StackTraceElement[] entries = new Throwable().getStackTrace();

Each of those StackTraceElements then gives you information about that point in the stack trace. In your case, you'd probably want to look at StackTraceElement's getClassName method. If you really need a reference to the calling class object, you can pass that class name string into Class.forName but be warned that in complex environments, you might get a different instance (or no instance) of the class if the caller has done interesting things with class loaders.

2) By using Thread#getStackTrace

MRalwasser helpfully points out below that in Java 5 or higher (and I'm guessing you're probably using Java 5 or higher), you can use Thread.currentThread().getStackTrace() instead of actually throwing an exception. I don't know whether it would be lighterweight or not (as getting the stack trace may well be what's expensive about throwing an exception), but it's definitely cleaner.

In a quick and dirty test, counter-intuitively actually throwing the exception seemed faster than going via Thread (and was pretty much the same as new Throwable), but the vagaries of naive profiling of JVM applications are well documented, your mileage may vary...

But again, not only is getting a stack trace an expensive process, but using information about the caller that the caller hasn't passed you via the method signature is a serious design issue in anything other than (say) a debugger or error tracer used only for development.

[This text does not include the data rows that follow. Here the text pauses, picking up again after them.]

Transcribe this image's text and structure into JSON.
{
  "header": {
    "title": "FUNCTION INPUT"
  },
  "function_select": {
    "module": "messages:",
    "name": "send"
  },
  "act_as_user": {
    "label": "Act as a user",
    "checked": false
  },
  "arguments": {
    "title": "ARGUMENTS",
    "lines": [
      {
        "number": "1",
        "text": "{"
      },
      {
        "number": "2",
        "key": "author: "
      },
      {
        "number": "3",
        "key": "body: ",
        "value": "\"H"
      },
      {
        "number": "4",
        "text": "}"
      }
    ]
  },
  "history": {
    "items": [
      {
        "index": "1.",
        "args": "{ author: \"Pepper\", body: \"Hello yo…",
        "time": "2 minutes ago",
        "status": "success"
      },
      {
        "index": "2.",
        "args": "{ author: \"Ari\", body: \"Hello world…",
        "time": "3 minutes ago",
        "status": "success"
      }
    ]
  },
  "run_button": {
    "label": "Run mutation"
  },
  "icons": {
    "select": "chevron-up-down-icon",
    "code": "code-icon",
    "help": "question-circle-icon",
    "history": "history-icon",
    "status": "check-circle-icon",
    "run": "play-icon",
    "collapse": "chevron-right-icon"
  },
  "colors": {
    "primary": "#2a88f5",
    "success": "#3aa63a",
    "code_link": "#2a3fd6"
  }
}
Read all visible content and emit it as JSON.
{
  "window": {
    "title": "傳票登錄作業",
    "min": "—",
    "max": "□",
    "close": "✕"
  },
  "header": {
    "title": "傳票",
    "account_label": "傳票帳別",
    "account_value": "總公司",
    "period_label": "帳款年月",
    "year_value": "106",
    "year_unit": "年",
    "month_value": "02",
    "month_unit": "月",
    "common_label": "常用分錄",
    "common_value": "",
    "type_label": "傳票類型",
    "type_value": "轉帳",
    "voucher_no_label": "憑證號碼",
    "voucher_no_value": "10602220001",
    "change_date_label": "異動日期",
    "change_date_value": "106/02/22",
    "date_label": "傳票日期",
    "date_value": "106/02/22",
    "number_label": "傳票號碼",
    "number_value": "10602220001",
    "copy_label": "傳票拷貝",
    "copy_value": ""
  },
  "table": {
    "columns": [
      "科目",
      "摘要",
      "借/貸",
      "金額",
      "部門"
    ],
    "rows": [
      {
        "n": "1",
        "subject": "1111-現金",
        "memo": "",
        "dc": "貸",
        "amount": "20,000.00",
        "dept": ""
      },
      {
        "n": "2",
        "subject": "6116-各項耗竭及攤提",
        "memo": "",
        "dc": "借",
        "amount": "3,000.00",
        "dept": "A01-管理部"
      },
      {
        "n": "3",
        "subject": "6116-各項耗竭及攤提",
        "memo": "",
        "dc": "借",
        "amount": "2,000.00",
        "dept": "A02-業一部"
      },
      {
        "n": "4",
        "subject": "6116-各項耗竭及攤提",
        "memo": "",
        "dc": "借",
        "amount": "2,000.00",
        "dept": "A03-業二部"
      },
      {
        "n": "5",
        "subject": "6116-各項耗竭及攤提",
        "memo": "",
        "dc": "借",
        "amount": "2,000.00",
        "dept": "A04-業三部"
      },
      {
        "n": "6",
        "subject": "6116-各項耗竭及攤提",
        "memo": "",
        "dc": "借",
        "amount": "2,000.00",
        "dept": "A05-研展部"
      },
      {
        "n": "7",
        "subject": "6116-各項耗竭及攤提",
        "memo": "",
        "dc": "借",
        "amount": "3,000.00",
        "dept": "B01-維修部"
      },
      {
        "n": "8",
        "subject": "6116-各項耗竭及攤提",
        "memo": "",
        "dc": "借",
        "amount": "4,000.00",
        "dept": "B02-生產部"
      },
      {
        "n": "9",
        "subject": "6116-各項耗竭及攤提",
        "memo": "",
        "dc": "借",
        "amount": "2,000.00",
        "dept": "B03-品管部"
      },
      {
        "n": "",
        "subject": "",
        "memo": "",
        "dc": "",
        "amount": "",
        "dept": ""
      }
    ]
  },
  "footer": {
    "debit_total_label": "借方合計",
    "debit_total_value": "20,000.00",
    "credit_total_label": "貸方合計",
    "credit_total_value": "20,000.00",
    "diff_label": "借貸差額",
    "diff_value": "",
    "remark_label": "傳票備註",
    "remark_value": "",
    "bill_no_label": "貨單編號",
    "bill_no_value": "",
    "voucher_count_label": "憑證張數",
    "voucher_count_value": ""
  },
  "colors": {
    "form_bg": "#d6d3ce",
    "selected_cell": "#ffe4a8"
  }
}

The main answer here has to be: Don't do that, unless you have a really good reason to.

Answer 2

Sorry to resurrect this thread but the mechanism I've been using for ages to accomplish this same thing without the cumbersome use of stacktraces.

---

class ClassloaderUtil {

    public static Class getCallingClass() {
        return CallerResolver.getCallerClass(2);
    }

    private static final class CallerResolver extends SecurityManager {
        private static final CallerResolver CALLER_RESOLVER = new CallerResolver();
        private static final int CALL_CONTEXT_OFFSET = 3; // may need to change if this class is redesigned
        protected Class[] getClassContext() {
            return super.getClassContext();
        }

        /*
        * Indexes into the current method call context with a given
        * offset.
        */
        private static Class getCallerClass(int callerOffset) {
            return CALLER_RESOLVER.getClassContext()[CALL_CONTEXT_OFFSET + callerOffset];
        }
        private static int getContextSize() {
            return CALLER_RESOLVER.getClassContext().length - CALL_CONTEXT_OFFSET;
        }
    }

}

Then using it is as simple as this:

public class ClassloaderUtilTest {

    @Test
    public void test() {
        Class c = ClassloaderUtil.getCallingClass();
        Assert.assertNotNull(c);
        c = foo();
        Assert.assertNotNull(c);
    }

    private Class foo() {
        return ClassloaderUtil.getCallingClass();
    }
}

The first class will be some junit framework class whereas foo() will return ClassloaderUtilTest as the class.

It is definitely not perfect. However, it does have its random uses. I agree with the folks that have already answered this question in that this is incredibly expensive.